GRONINGEN, Netherlands - The €6 billion ($7 billion) TKP Pensioen expects to double its assets under management over the next four years and increase the number of alternative and hedge fund strategies it offers its clients, said Jan Willem Baan, TKP head of investments.
The Groningen-based pension administrator and manager of managers is completing a search for two to three U.S. market-neutral managers to run just less than 2% of plan assets, said Mr. Baan. This is the first time the group will offer stand-alone absolute return funds. Until now, it ran a small market-neutral strategy within its U.S. equity portfolios using three external managers, which will be retained to help run the new funds. He confirmed that Barclays Global Investors, San Francisco, is one of the managers, adding that TKP's policy is to give the names of its external money managers only to clients.
Mr. Baan plans to offer a greater variety of absolute-return strategies over the next three to four years and sees this as the firm's main area of future manager search activity.
The ambitious plan to double assets stems from TKP's acquisition earlier this year by Dutch insurer Aegon NV, The Hague. Previously, TKP administered only the pension assets for its previous owners, the Dutch telecommunications group KPN, Groningen, and the postal services company TPG, Amsterdam. But the deal with Aegon allows TKP Pensioen to search for new pension plan clients; it had been legally barred from administering plans other than KPN and TPG. And TKP is getting ready to enter the commercial world of money management.
"We wanted a new shareholder (Aegon) so we could increase our own base of clients and our numbers in the administration base," said Mr. Baan.

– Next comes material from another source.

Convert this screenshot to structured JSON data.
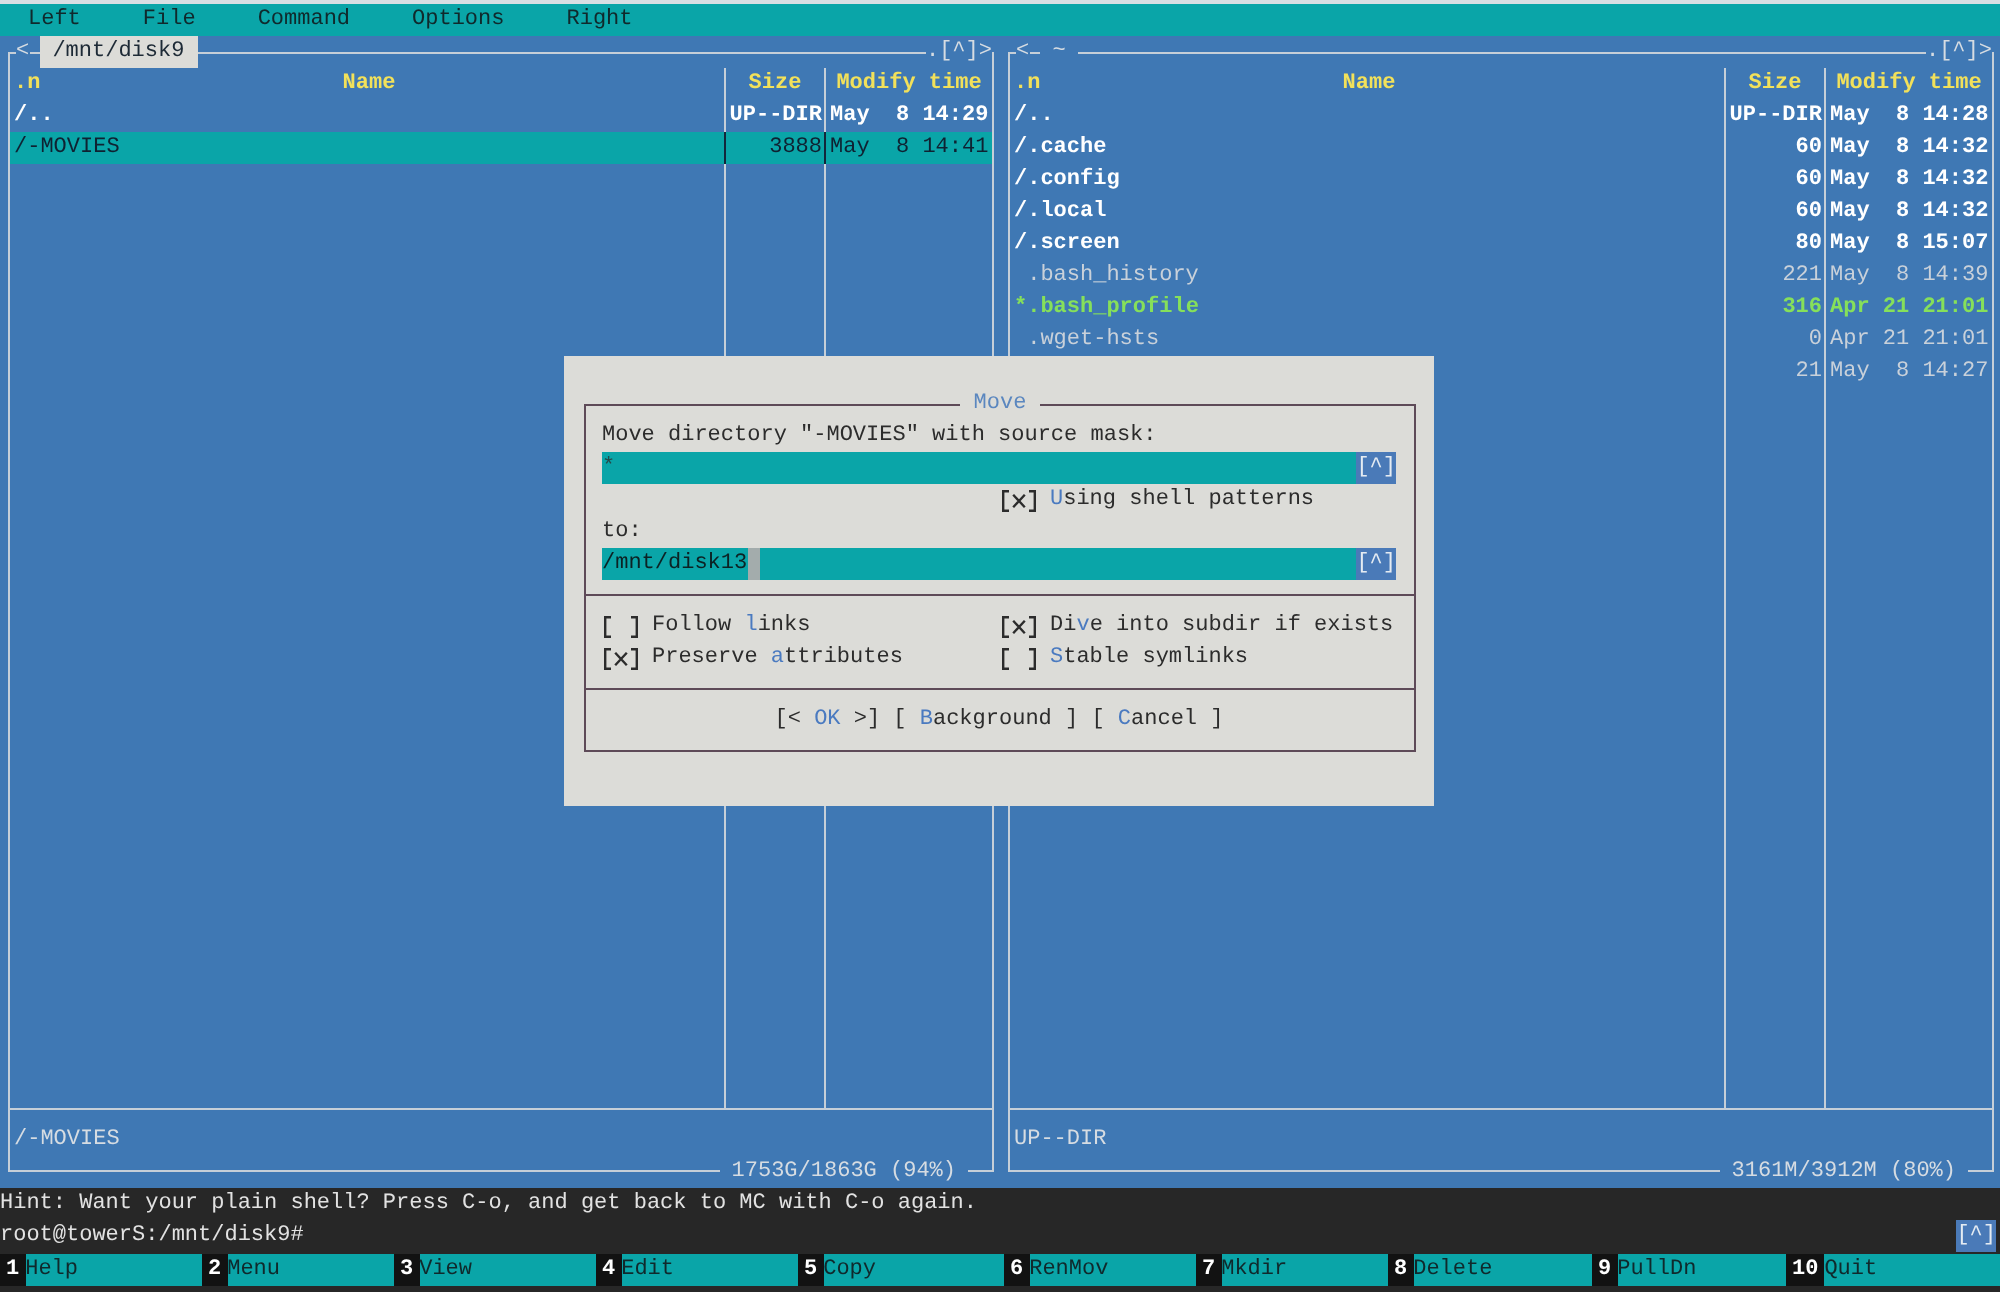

Explaining the push for alternatives and hedge fund managers, he said: "Pension plans want to make more use of hedge funds. They are looking for other ideas in the market to get yields to a level to meet their liabilities."
Mr. Baan said the target return on these portfolios will be 4 percentage points above the rate of U.S. Treasury bills. Manager appointments will be made within the next month. He expects to post an annual investment return of around 8% during the next few years and also hopes to pick up a "couple of billion" euros from new clients.
"I would not be surprised if they achieved that target, but it will be a tough battle, as competition is fierce," said Amin Mansour, managing director at consultant Fund Partners, Laren.
Blue Sky Group, Amsterdam, which manages the €7.9 billion pension plans of KLM Royal Dutch Airlines, Amsterdam runs a similar manager-of-managers platform, offers a range of unitized mutual funds, and also is hunting for clients to give it economies of scale, says Fons Lute, chief investment officer.
Other competitors looking to broaden their client base include: MN Services, Rijswijk, which manages €18 billion primarily for pension plans in the metalworking and engineering sectors; and Schootse Poort BV, Eindhoven, which has €13.6 billion under management primarily from the Dutch pension plan of Koninklijke Philips Electronics NV, Eindhoven.
Expensive but worth it
KPN and TPG sold TKP Pensioen to Aegon in January for an undisclosed amount. Local sources say intense interest from a variety of bidders meant Aegon paid a high price, but Aegon officials would not comment.
TKP is generally considered a boon for Aegon, primarily as the pension group has a well-regarded pension payment and administration platform that can manage both defined benefit and defined contribution plans. It recently agreed to help establish and administer the new defined contribution pension plan of SNT, a Dutch call-center operator.
Observers think TKP's manager-of managers platform will broaden Aegon's existing asset management offering. Aegon Asset Management, the company's money management arm, handled €43.4 billion in the Netherlands as of March 31, including the TKP assets. Global assets under management for the same period were €276 billion.
Administration is key
TKP has considerable administation experience, having administered pensions for the various subsidiaries within the KPN group, said Mr. Mansour. This may give it a competitive advantage over other firms that have only managed schemes for a single client, he said.
"Via TKP, a lot of money managers would be able to offer clients a fully integrated pension product," including asset management and administration, said a local consultant who asked not to be named. And as a local provider, its management fees will likely be lower than foreign rivals such as Frank Russell Co., Tacoma, Wash., and SEI Investments, Oaks, Pa., said the head of a large pension plan who would not be named.
Mr. Baan sees TKP's target market as large Dutch pension plans with at least 5,000 participants. But he acknowledges a multimanager approach is most attractive for medium and small-sized pension plans.
The two main pools of pension assets TKP managed showed mixed returns in 2002. TPG recorded an investment return of -9.9%, while KPN posted -6.2%. The average return of Dutch pension plans in 2002 was -8.1%, according to WM Co., Amsterdam. Both plans are around 110% funded.
TKP's asset mix is heavily weighted toward fixed income, with €3.2 billion invested in global bonds. International equity accounts for €2 billion in total assets and is managed by 12 money managers, while euroland equities account for the remaining €800 million.